Гибрид не выглядел парнем, который стал бы трепаться о том, что я интересовался Настей, но всё же мне отчего-то не хотелось бы, чтобы это через третьих людей дошло до неё. Пока мы болтали о ничего не значащих вещах, я размышлял о том, где сейчас Настя, и чем она занимается в данный момент, пока я тусуюсь с панками на Чистых прудах. Отчего-то мне казалось, что она должна сейчас заниматься чем-то крутым и рок-н-ролльным.
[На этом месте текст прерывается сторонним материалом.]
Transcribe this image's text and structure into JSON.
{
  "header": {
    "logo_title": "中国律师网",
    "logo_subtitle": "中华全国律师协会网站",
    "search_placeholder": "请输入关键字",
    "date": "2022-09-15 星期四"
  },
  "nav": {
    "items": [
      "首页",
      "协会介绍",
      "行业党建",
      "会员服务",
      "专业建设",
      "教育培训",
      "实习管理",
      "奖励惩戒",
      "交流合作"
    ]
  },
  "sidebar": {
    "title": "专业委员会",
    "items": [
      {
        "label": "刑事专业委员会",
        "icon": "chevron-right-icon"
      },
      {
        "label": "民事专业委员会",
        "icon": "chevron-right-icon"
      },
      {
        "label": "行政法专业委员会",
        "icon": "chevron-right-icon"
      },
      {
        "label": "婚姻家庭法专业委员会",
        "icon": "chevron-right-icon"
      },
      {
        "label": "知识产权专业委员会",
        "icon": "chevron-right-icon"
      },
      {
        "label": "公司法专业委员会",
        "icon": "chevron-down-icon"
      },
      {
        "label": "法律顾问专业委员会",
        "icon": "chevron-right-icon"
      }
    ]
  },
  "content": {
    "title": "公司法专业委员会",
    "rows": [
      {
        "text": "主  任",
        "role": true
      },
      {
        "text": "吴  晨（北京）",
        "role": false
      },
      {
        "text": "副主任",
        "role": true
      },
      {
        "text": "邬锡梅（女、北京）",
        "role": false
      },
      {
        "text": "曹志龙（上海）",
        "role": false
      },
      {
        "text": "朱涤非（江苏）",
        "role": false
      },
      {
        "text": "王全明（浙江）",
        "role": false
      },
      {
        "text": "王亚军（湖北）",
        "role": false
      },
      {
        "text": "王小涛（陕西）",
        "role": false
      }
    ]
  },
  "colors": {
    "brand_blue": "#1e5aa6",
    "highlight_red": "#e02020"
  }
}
Я ждал приезда Илюхи, с которым был бы очень рад пообщаться – во-вторых, чтобы поблагодарить его за моё благополучное возвращение домой, однако он так и не появился. Компания панков была очень доброжелательна: никто не стремился возвыситься надо мной, все обращались со мной, как с равным, и никто не укорял меня во вчерашнем пьянстве, а если и вспоминали об этом, то говорили как о весёлом времяпровождении.
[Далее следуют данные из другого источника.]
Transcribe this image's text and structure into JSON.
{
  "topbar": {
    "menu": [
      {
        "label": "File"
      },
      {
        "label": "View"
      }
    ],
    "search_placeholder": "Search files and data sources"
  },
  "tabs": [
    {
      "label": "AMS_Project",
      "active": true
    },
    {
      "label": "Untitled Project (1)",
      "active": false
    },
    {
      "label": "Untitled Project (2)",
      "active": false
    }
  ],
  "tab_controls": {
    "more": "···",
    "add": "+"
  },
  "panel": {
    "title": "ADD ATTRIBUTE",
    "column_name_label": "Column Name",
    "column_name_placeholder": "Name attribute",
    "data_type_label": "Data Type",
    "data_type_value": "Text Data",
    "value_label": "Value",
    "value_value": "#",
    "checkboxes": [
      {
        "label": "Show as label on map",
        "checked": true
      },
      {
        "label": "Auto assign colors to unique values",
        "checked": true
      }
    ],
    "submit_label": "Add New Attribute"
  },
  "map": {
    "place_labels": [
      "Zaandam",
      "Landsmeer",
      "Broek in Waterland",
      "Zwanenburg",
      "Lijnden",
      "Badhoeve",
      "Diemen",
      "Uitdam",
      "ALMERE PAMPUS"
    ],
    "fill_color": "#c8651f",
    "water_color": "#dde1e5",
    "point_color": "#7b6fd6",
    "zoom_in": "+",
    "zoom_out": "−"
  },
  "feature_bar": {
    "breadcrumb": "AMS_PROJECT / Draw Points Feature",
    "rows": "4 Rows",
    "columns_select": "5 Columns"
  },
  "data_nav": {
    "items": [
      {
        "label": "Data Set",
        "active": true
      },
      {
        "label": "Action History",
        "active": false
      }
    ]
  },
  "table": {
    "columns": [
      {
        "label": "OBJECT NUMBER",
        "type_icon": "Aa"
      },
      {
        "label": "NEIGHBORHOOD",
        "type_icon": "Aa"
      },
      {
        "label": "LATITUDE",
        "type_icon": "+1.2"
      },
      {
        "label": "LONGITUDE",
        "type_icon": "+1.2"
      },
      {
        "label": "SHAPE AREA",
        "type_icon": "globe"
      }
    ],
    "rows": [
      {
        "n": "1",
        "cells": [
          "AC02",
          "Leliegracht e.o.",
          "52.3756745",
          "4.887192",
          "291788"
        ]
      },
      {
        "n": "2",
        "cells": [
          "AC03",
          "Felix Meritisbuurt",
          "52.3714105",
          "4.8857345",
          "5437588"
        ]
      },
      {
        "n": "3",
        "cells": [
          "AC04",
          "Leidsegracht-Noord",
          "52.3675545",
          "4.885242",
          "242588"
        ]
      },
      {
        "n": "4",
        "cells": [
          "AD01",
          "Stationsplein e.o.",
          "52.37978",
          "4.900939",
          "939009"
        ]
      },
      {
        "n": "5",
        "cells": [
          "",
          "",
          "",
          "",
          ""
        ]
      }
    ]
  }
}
Часов в семь я попрощался с ребятами и поехал домой, где быстро проник в свою комнату и погрузился в собственные мысли, в которых мне было тепло и комфортно.
Так, спокойно и легко, я вошёл в компанию чистопрудных панков – не стал одним из них, но был принят ими с теплом и радушием как полноценный член общества. Все эти крутые ребята проявили поистине горное гостеприимство и нисколько не сторонились меня, хоть я, очевидно, весьма отличался от них.
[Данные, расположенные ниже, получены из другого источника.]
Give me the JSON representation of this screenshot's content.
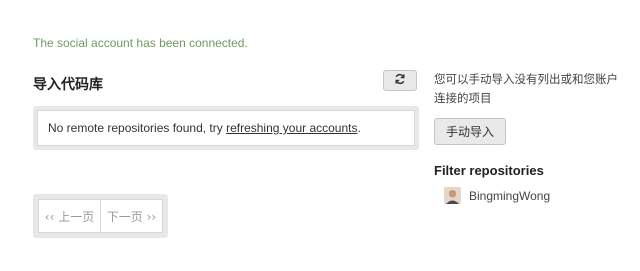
{
  "flash": {
    "message": "The social account has been connected."
  },
  "import": {
    "title": "导入代码库",
    "refresh_icon": "refresh-icon",
    "notice_prefix": "No remote repositories found, try ",
    "notice_link": "refreshing your accounts",
    "notice_suffix": "."
  },
  "pagination": {
    "prev": "‹‹ 上一页",
    "next": "下一页 ››"
  },
  "sidebar": {
    "manual_text": "您可以手动导入没有列出或和您账户连接的项目",
    "manual_button": "手动导入",
    "filter_title": "Filter repositories",
    "accounts": [
      {
        "name": "BingmingWong",
        "icon": "avatar-icon"
      }
    ]
  },
  "colors": {
    "flash_text": "#6f9a5f",
    "panel_bg": "#e8e8e8",
    "button_bg": "#e9e9e9"
  }
}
Первейшим делом я не собирался отращивать ирокез, поскольку мои волосы совершенно не подходили для причёски подобного типа: я всегда находил кудри признаком физического уродства сродни косоглазию, а посему никогда не мог понять людей, которые не скрывают этого безобразия. Денег у меня было мало, и потому купить косуху я тоже позволить себе не мог. Тем не менее у меня были «гриндарсы», а сделать из обычных джинсов рваные мне помог простой канцелярский нож. Где-то в закромах родины я нашёл старую железную цепь, которую в середине восьмидесятых носил дядя Гриша, и двадцать лет спустя – в лучших традициях Александра Дюма – эта цепь украсила мои штаны. В рок-магазине «Хобгоблин» я купил нашивку в виде буквы «А», рвущейся из замкнутого круга, и пришил её к рукаву своей куртки. На запястьях у меня замкнулись клёпаный кожаный браслет и чёрная бандана с жёлтой «Люськой», а когда становилось холодно, я обматывал вокруг шеи шарф с небезызвестным «Джокером». В таком виде я ходил на поинт, по улицам, на занятия к репетирам и иногда даже в школу.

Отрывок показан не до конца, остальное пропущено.